Classify IPs based on their recent behavior[2]. Most bots behave very differently from the median user, along many different dimensions -- volume of requests, time between requests, visit length, which links are followed, etc.

And if this means that bots are altered to become indistinguishable from users, and therefore have a minimal impact on a site's loading?
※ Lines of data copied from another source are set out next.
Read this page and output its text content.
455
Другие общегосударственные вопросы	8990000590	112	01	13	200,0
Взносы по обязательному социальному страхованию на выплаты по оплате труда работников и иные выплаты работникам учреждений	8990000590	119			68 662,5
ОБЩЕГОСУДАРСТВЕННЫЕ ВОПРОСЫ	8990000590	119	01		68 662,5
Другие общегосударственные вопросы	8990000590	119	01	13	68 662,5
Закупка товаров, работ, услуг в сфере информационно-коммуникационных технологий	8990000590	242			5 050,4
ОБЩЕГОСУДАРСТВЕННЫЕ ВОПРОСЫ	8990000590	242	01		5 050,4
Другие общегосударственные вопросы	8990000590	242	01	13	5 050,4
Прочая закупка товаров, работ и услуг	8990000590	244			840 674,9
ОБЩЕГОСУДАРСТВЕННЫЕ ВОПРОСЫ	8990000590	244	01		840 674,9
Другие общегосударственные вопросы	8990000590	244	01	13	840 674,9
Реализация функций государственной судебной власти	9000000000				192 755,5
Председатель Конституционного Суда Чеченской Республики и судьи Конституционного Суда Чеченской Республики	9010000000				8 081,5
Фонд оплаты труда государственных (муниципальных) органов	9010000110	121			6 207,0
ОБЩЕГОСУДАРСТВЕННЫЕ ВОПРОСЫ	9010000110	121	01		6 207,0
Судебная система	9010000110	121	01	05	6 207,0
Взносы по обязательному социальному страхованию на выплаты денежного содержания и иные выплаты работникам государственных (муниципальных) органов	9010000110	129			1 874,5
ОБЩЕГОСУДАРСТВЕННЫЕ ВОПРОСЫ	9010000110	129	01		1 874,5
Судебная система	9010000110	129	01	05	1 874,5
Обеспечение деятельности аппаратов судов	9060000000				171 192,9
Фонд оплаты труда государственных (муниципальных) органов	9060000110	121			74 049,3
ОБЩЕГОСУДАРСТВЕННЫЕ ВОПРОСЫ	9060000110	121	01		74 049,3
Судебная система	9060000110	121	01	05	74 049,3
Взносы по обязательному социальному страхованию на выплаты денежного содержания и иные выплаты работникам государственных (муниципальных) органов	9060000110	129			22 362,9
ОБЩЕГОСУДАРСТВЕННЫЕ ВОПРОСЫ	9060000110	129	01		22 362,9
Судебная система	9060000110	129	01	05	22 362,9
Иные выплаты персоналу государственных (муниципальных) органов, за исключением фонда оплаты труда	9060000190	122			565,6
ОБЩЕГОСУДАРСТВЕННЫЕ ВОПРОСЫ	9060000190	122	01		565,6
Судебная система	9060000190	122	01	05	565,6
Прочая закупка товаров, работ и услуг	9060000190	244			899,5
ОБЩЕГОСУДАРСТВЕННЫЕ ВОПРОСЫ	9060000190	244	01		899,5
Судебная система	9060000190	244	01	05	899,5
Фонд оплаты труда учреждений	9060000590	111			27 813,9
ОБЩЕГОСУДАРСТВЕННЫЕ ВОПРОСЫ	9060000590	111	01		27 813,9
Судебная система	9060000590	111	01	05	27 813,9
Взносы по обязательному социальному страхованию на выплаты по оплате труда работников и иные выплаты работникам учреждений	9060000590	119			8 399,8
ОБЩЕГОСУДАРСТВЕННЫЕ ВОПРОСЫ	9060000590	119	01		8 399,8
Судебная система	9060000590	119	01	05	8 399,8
Well, mission accomplished[1].

[1] https://xkcd.com/810/

ETA: [2] Recent behavior (as opposed to all historical behavior) is used so that someone inheriting a "bad" IP isn't completely screwed over.

That's a superb xkcd that I hadn't seen yet, thanks.
The real solution is disallowing behaviors, instead of shibboleths.

It's surprising that malicious bots aren't exploiting those things already.

That practically invites them to present a different page to google as to a normal user, the former pure SEO, the latter perhaps pure advertising.
And Google will happily deindex the site as soon as they find out
Raising an interesting question: can a website owner (use the law to) ban google from accessing their website by any mechanism other than their crawler in order that google doesn’t find out?

Sure, obviously limited utility just like “the right to be forgotten”s flaw of diffing USA internet from EU internet to find specifically what people want forgotten, but shenanigans interest me.